Markov chain with Feller property

Question

Does anybody know whether there is an analysis of when the monotone decreasing chain has the Feller property? The monotone decreasing is defined as a chain on $\mathbb{N}$ and the rate of going down $n \mapsto n-1$ in each step is $q_n>0,$ the one of staying at level $n$ is $-q_n$ and all others are zero. So your population only decreases or stays as it is. Of course, this chain then terminates at $n=0.$ I know that the chain is well-studied but I could not find an answer to my particular question.

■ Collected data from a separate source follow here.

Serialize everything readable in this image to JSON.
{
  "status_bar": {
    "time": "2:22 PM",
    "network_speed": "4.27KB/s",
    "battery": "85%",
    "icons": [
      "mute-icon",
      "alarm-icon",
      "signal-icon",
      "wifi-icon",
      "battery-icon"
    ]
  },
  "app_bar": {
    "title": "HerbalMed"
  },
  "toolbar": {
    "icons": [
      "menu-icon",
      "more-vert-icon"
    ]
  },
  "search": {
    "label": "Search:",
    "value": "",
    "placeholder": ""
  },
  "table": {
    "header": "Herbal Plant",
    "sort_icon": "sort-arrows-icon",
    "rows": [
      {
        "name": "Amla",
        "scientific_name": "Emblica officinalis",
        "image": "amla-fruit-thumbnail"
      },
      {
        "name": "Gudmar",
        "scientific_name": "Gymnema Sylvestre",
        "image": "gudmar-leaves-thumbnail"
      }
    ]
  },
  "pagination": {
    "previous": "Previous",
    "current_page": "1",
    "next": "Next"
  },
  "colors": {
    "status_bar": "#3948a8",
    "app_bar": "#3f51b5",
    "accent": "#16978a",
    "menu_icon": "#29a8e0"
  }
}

This is why I started calculting the transition function by myself and ended up with

$$P_t(x,y) = \left(\prod_{k=y+1}^{x} q_k \right) \cdot \left( \sum_{l=y}^{x} \frac{e^{-q_l t}}{\prod_{p \in \{y,...,x\}\backslash \{l\}} (q_p-q_l)}\right)$$

for $x \ge y$ (and 0 otherwise) and $q_p \neq q_l$ for all possible combinations.

So to show that a Markov chain on a discrete space has the Feller property we need to see that $$\lim_{x \rightarrow \infty} P_t(x,y)=0$$ for any fixed $y \in \mathbb{N}$ and $t \ge 0.$

I suspected now that the answer is that this holds if and only if $q_k \rightarrow 0 $ for $k \rightarrow \infty,$ but I don't see quite through this cumbersome expression for $P_t.$

Does anybody know if there is a treatment of this or how to get a suitable assumption on the $q_k$ such that $$\lim_{x \rightarrow \infty} P_t(x,y)=0.$$

Answer 1

Probably Feller unless $\sum \frac 1 {q_i} < \infty $. If the sum is finite, you reach 0 in bounded expected time starting from anywhere, and the Feller condition is not satisfied with the state 0 being a counterexample. If the sum is infinite, assume wlog that the $q_i$ are bounded below by $1$ for large $i$. If not, there are infinitely many less than $1$, and they will slow you up enough to keep you from reaching y. Let $T_z$ be the exponentially distributed time to make the transition from $z$ to $z-1$. The time to go from $x$ to $y$ is $T_x + ... + T_{y+1}$. $P_t(x,y) \le P(T_x + ... + T_{x/2} < t) $ and then calculate the mean and variance of $T_x + ...+ T_{x/2}$ to show that the latter probability is small. ( the simplifying assumption $q_i > 1$ makes the variance smaller than the mean) .